La messagerie par bus de services est parfois décrite comme utilisant un canal de communication intelligent, en raison de cette intelligence supplémentaire en termes de routage et de planification de messages dans le « canal » entre les fournisseurs et les consommateurs. On parle aussi d'orchestration.
Un synonyme de « bus de services » est bus de messages. À leur genèse, avant que ces technologies ne deviennent des solutions d'architecture orientée service (SOA), il y avait des différences entre les bus de messages et les bus de services. Aujourd'hui, il n'y a pas de réelles différences. En fait, le terme est de plus en plus souvent raccourci à simplement bus.
Services Web : Au sens large du terme, les services Web représentent des communications synchrones directes entre deux processus, généralement à l'aide des protocoles TCP et HTTP (ou des variations, telles que HTTPS et HTTP/2). Le consommateur et le client sont reliés par des connexions point à point (bien qu'il soit courant que l'extrémité du fournisseur prenne en charge plusieurs connexions client simultanées). Il peut y avoir des mandataires (par exemple, des pare-feu réseau, des passerelles d'API et des caches Web) ainsi que des intermédiaires réseau (commutateurs et routeurs) entre les deux processus, mais ni le fournisseur ni le consommateur ne s'en rend compte.
Courtiers de messages : Les courtiers de messages sont des intermédiaires entre le fournisseur de messages et le consommateur de messages, et partages des similitudes avec les bus de services et les services Web.
Les courtiers se trouvent entre l'expéditeur et les destinataires des messages et reçoivent le message en cours de communication et le stockent jusqu'à ce que les destinataires l'aient consommé. Cela signifie que le message peut être transmis sans que l'expéditeur ait à se soucier de la disponibilité immédiate du destinataire. Par conséquent, ce type de communication est souvent décrit comme asynchrone ou « fire and forget », car vous savez que le message sera livré à un moment ou à un autre, tant que le courtier reste opérationnel.
La similitude avec les services Web provient du fait que la connexion entre le client et le courtier est représentée sous la forme d'une connexion point à point, alors que le gestionnaire de messages est fonctionnellement invisible.
La ressemblance avec un bus de services provient du fait que le courtier offre un service à valeur ajoutée, car qu'il peut conserver les messages reçus jusqu'à ce que les destinataires soient disponibles. Contrairement à un bus de services plus robuste, un courtier de messages dispose d'une logique minimale avec une compréhension de concepts simples. Il peut notamment savoir quelles destinataires peuvent vouloir recevoir un message particulier et ce qu'il convient de faire si la destination ne consomme pas le message à temps.

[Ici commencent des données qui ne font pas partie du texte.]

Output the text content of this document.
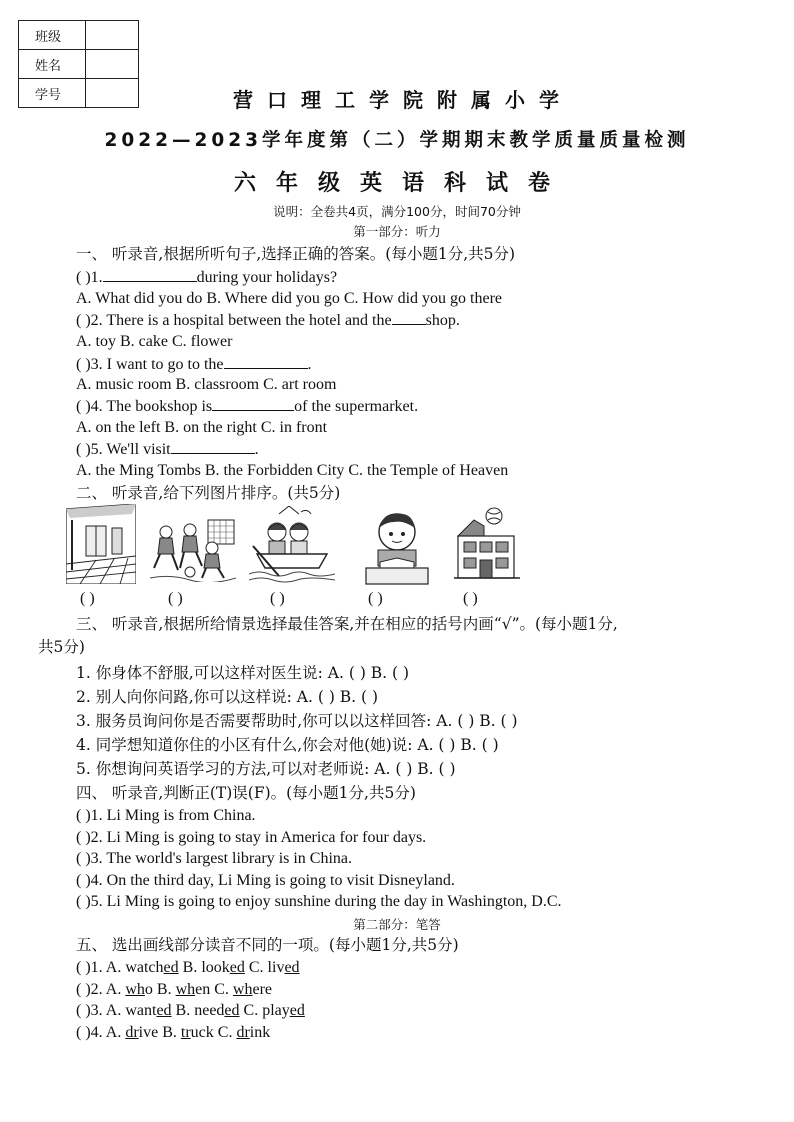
班级	
姓名	
学号		营口理工学院附属小学
2022—2023学年度第（二）学期期末教学质量质量检测
六年级英语科试卷
说明：全卷共4页，满分100分，时间70分钟
第一部分：听力
一、 听录音,根据所听句子,选择正确的答案。(每小题1分,共5分)
( )1.	during your holidays?
A. What did you do B. Where did you go C. How did you go there
( )2. There is a hospital between the hotel and the shop.
A. toy B. cake C. flower
( )3. I want to go to the	.
A. music room B. classroom C. art room
( )4. The bookshop is	of the supermarket.
A. on the left B. on the right C. in front
( )5. We'll visit	.
A. the Ming Tombs B. the Forbidden City C. the Temple of Heaven
二、 听录音,给下列图片排序。(共5分)
( )	( )	( )	( )	( )
三、 听录音,根据所给情景选择最佳答案,并在相应的括号内画“√”。(每小题1分,
共5分)
1. 你身体不舒服,可以这样对医生说: A. ( ) B. ( )
2. 别人向你问路,你可以这样说: A. ( ) B. ( )
3. 服务员询问你是否需要帮助时,你可以以这样回答: A. ( ) B. ( )
4. 同学想知道你住的小区有什么,你会对他(她)说: A. ( ) B. ( )
5. 你想询问英语学习的方法,可以对老师说: A. ( ) B. ( )
四、 听录音,判断正(T)误(F)。(每小题1分,共5分)
( )1. Li Ming is from China.
( )2. Li Ming is going to stay in America for four days.
( )3. The world's largest library is in China.
( )4. On the third day, Li Ming is going to visit Disneyland.
( )5. Li Ming is going to enjoy sunshine during the day in Washington, D.C.
第二部分：笔答
五、 选出画线部分读音不同的一项。(每小题1分,共5分)
( )1. A. watched B. looked C. lived
( )2. A. who B. when C. where
( )3. A. wanted B. needed C. played
( )4. A. drive B. truck C. drink
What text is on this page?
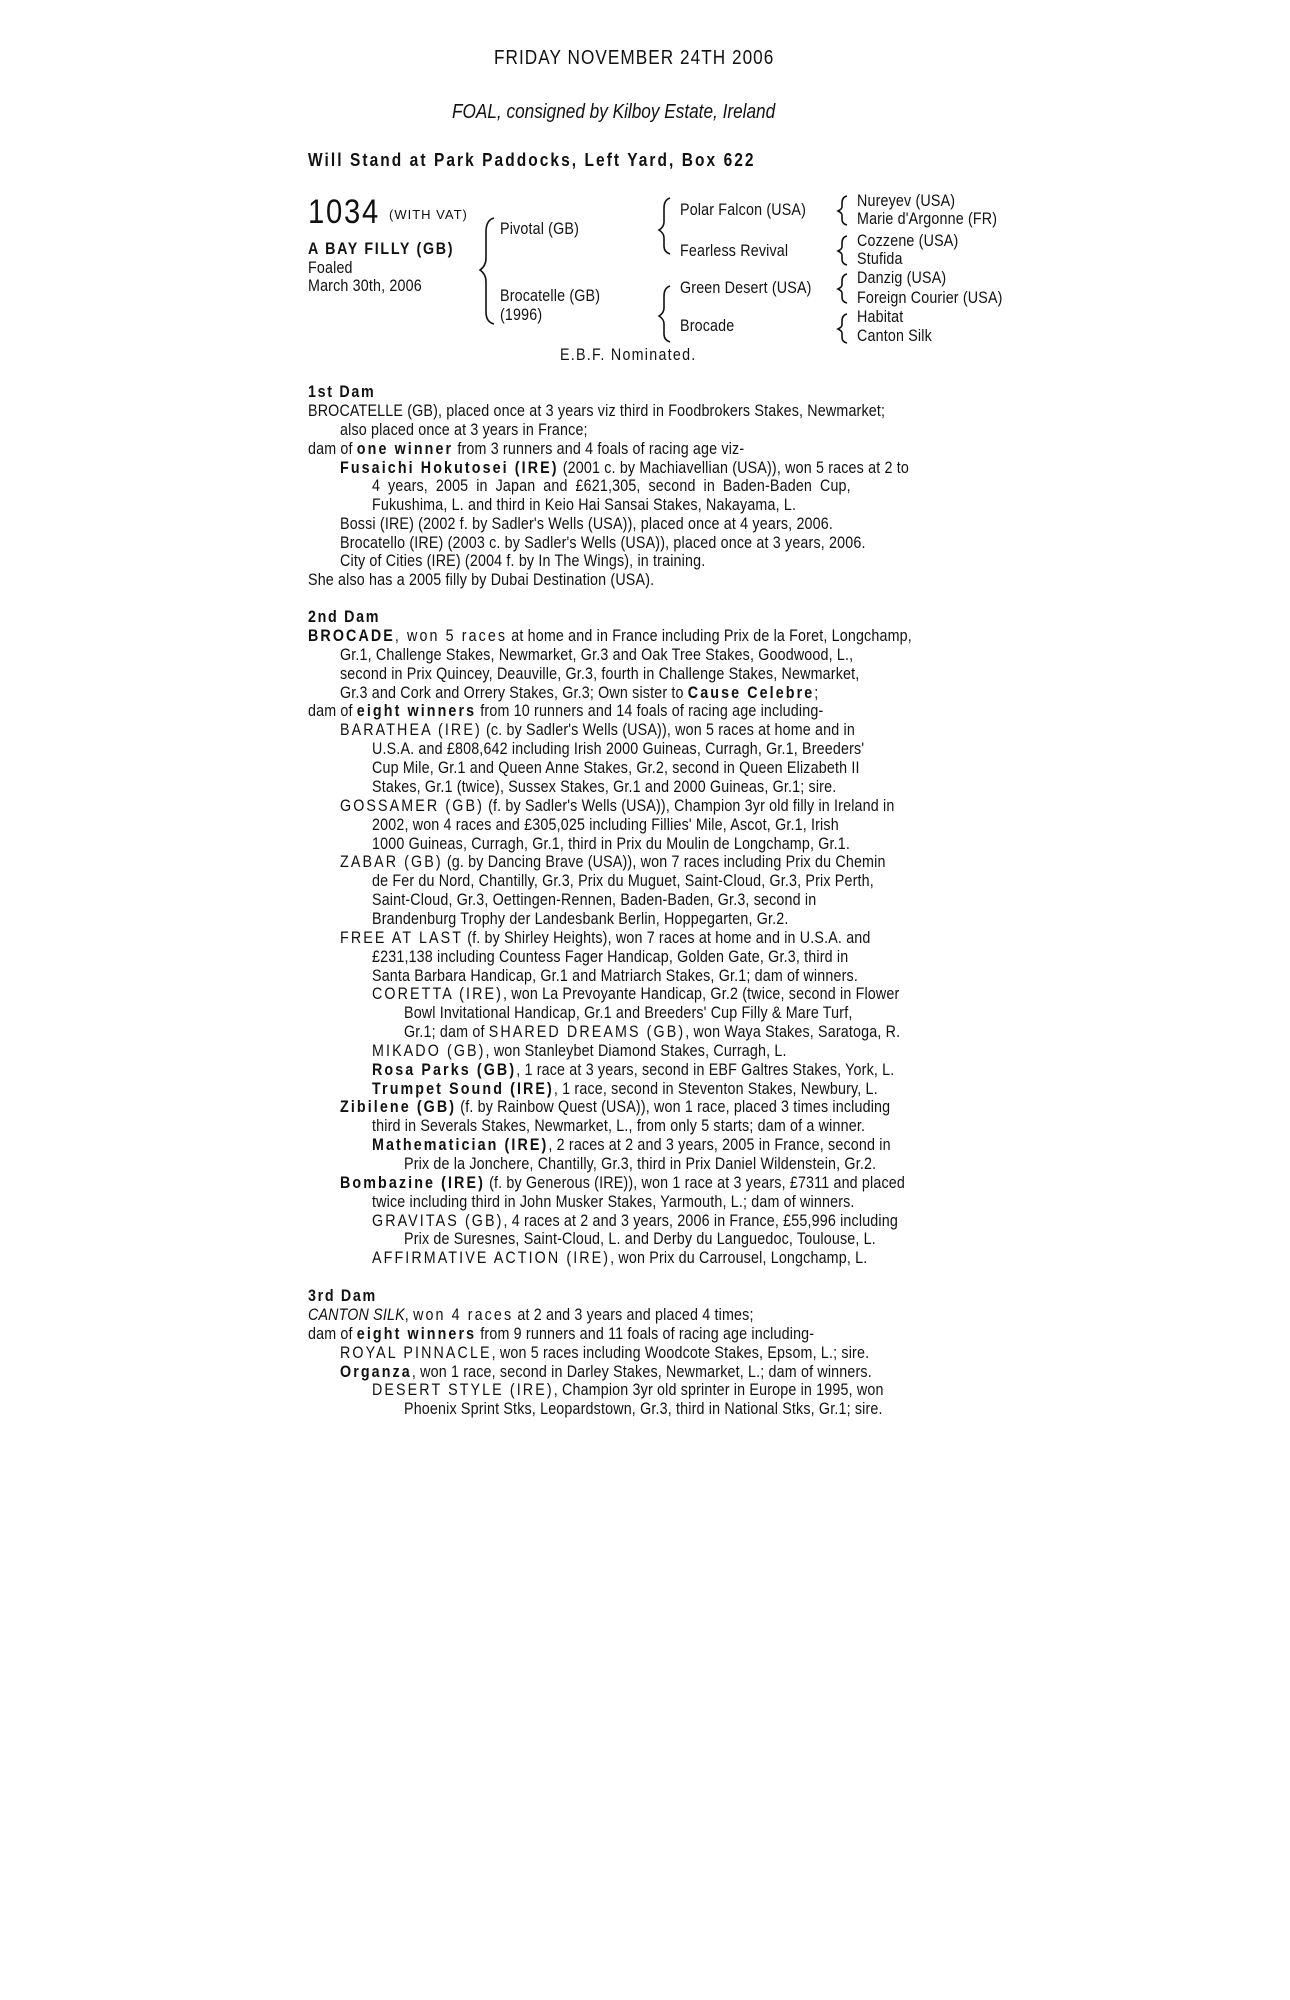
FRIDAY NOVEMBER 24TH 2006
FOAL, consigned by Kilboy Estate, Ireland
Will Stand at Park Paddocks, Left Yard, Box 622
1034 (WITH VAT)
A BAY FILLY (GB)
Foaled
March 30th, 2006
Pivotal (GB)
Brocatelle (GB)
(1996)
Polar Falcon (USA)
Fearless Revival
Green Desert (USA)
Brocade
Nureyev (USA)
Marie d'Argonne (FR)
Cozzene (USA)
Stufida
Danzig (USA)
Foreign Courier (USA)
Habitat
Canton Silk
E.B.F. Nominated.
1st Dam
BROCATELLE (GB), placed once at 3 years viz third in Foodbrokers Stakes, Newmarket;
also placed once at 3 years in France;
dam of one winner from 3 runners and 4 foals of racing age viz-
Fusaichi Hokutosei (IRE) (2001 c. by Machiavellian (USA)), won 5 races at 2 to
4 years, 2005 in Japan and £621,305, second in Baden-Baden Cup,
Fukushima, L. and third in Keio Hai Sansai Stakes, Nakayama, L.
Bossi (IRE) (2002 f. by Sadler's Wells (USA)), placed once at 4 years, 2006.
Brocatello (IRE) (2003 c. by Sadler's Wells (USA)), placed once at 3 years, 2006.
City of Cities (IRE) (2004 f. by In The Wings), in training.
She also has a 2005 filly by Dubai Destination (USA).
2nd Dam
BROCADE, won 5 races at home and in France including Prix de la Foret, Longchamp,
Gr.1, Challenge Stakes, Newmarket, Gr.3 and Oak Tree Stakes, Goodwood, L.,
second in Prix Quincey, Deauville, Gr.3, fourth in Challenge Stakes, Newmarket,
Gr.3 and Cork and Orrery Stakes, Gr.3; Own sister to Cause Celebre;
dam of eight winners from 10 runners and 14 foals of racing age including-
BARATHEA (IRE) (c. by Sadler's Wells (USA)), won 5 races at home and in
U.S.A. and £808,642 including Irish 2000 Guineas, Curragh, Gr.1, Breeders'
Cup Mile, Gr.1 and Queen Anne Stakes, Gr.2, second in Queen Elizabeth II
Stakes, Gr.1 (twice), Sussex Stakes, Gr.1 and 2000 Guineas, Gr.1; sire.
GOSSAMER (GB) (f. by Sadler's Wells (USA)), Champion 3yr old filly in Ireland in
2002, won 4 races and £305,025 including Fillies' Mile, Ascot, Gr.1, Irish
1000 Guineas, Curragh, Gr.1, third in Prix du Moulin de Longchamp, Gr.1.
ZABAR (GB) (g. by Dancing Brave (USA)), won 7 races including Prix du Chemin
de Fer du Nord, Chantilly, Gr.3, Prix du Muguet, Saint-Cloud, Gr.3, Prix Perth,
Saint-Cloud, Gr.3, Oettingen-Rennen, Baden-Baden, Gr.3, second in
Brandenburg Trophy der Landesbank Berlin, Hoppegarten, Gr.2.
FREE AT LAST (f. by Shirley Heights), won 7 races at home and in U.S.A. and
£231,138 including Countess Fager Handicap, Golden Gate, Gr.3, third in
Santa Barbara Handicap, Gr.1 and Matriarch Stakes, Gr.1; dam of winners.
CORETTA (IRE), won La Prevoyante Handicap, Gr.2 (twice, second in Flower
Bowl Invitational Handicap, Gr.1 and Breeders' Cup Filly & Mare Turf,
Gr.1; dam of SHARED DREAMS (GB), won Waya Stakes, Saratoga, R.
MIKADO (GB), won Stanleybet Diamond Stakes, Curragh, L.
Rosa Parks (GB), 1 race at 3 years, second in EBF Galtres Stakes, York, L.
Trumpet Sound (IRE), 1 race, second in Steventon Stakes, Newbury, L.
Zibilene (GB) (f. by Rainbow Quest (USA)), won 1 race, placed 3 times including
third in Severals Stakes, Newmarket, L., from only 5 starts; dam of a winner.
Mathematician (IRE), 2 races at 2 and 3 years, 2005 in France, second in
Prix de la Jonchere, Chantilly, Gr.3, third in Prix Daniel Wildenstein, Gr.2.
Bombazine (IRE) (f. by Generous (IRE)), won 1 race at 3 years, £7311 and placed
twice including third in John Musker Stakes, Yarmouth, L.; dam of winners.
GRAVITAS (GB), 4 races at 2 and 3 years, 2006 in France, £55,996 including
Prix de Suresnes, Saint-Cloud, L. and Derby du Languedoc, Toulouse, L.
AFFIRMATIVE ACTION (IRE), won Prix du Carrousel, Longchamp, L.
3rd Dam
CANTON SILK, won 4 races at 2 and 3 years and placed 4 times;
dam of eight winners from 9 runners and 11 foals of racing age including-
ROYAL PINNACLE, won 5 races including Woodcote Stakes, Epsom, L.; sire.
Organza, won 1 race, second in Darley Stakes, Newmarket, L.; dam of winners.
DESERT STYLE (IRE), Champion 3yr old sprinter in Europe in 1995, won
Phoenix Sprint Stks, Leopardstown, Gr.3, third in National Stks, Gr.1; sire.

Une communication par courtage est décrite comme un canal de communication passif. Les courtiers disposent d'une logique minimale et nécessitent que les participants comprennent ce qu'il est nécessaire de faire lorsqu'un message doit être envoyé ou reçu. Ce style est décrit comme une chorégraphie (par opposition à l'orchestration plus intelligente d'un bus de services).
Pour cette discussion, la diffusion en continu peut être considérée comme une forme de messagerie plutôt spécialisée, bien que certaines technologies de transmission en continu puissent prendre en charge un élément du traitement des données. Dans ce contexte, la diffusion en continu décrit l'envoi d'un flux continu d'événements via la technologie IPC aux mêmes destinataire(s), que les services Web ou les courtiers de messages implémentent ou non les communications. (Les bus de services sont très rarement utilisés, car le volume de données et leur vitesse sont trop élevés pour nécessiter la logique avancée d'un bus de services.)
Outre l'envoi constant de données dans un flux, la diffusion en continu exige généralement une connectivité quasiment en temps réel ou à faible latence. Ce n'est donc pas surprenant lorsque vous savez que des services tels que Netflix font ce qu'on appelle couramment de la diffusion en continu ou streaming de vidéos. Personne ne voudrait que le contenu vidéo s'arrête et redémarre quand de nouveaux bits de vidéo sont envoyés par le fournisseur ou lorsqu'un courtier de messages transforme la vidéo d'un format à un autre.
Les technologies courantes pour la diffusion en continu de services Web sont les WebSockets, les flux gRPC et les abonnements GraphQL. En ce qui concerne les flux de messages par courtage (à l'aide de technologies telles que Kafka), vous pouvez parfois tirer parti du fonctionnement des courtiers pour examiner une « tranche » des événements transmis. Vous pouvez ainsi plus facilement collecter des informations précieuses, notamment sur le flux lui-même, d'où le terme analyse de flux.
Bien que la logique appliquée dans l'analyse en continu puisse être poussée, le gestionnaire de messages ne prend pas de décision et ne manipule pas les messages. C'est pourquoi les courtiers sont souvent considérés comme passifs. Ces types de fonctions d'analyse de flux sont souvent implémentées à l'aide de technologies telles que Kafka Streams.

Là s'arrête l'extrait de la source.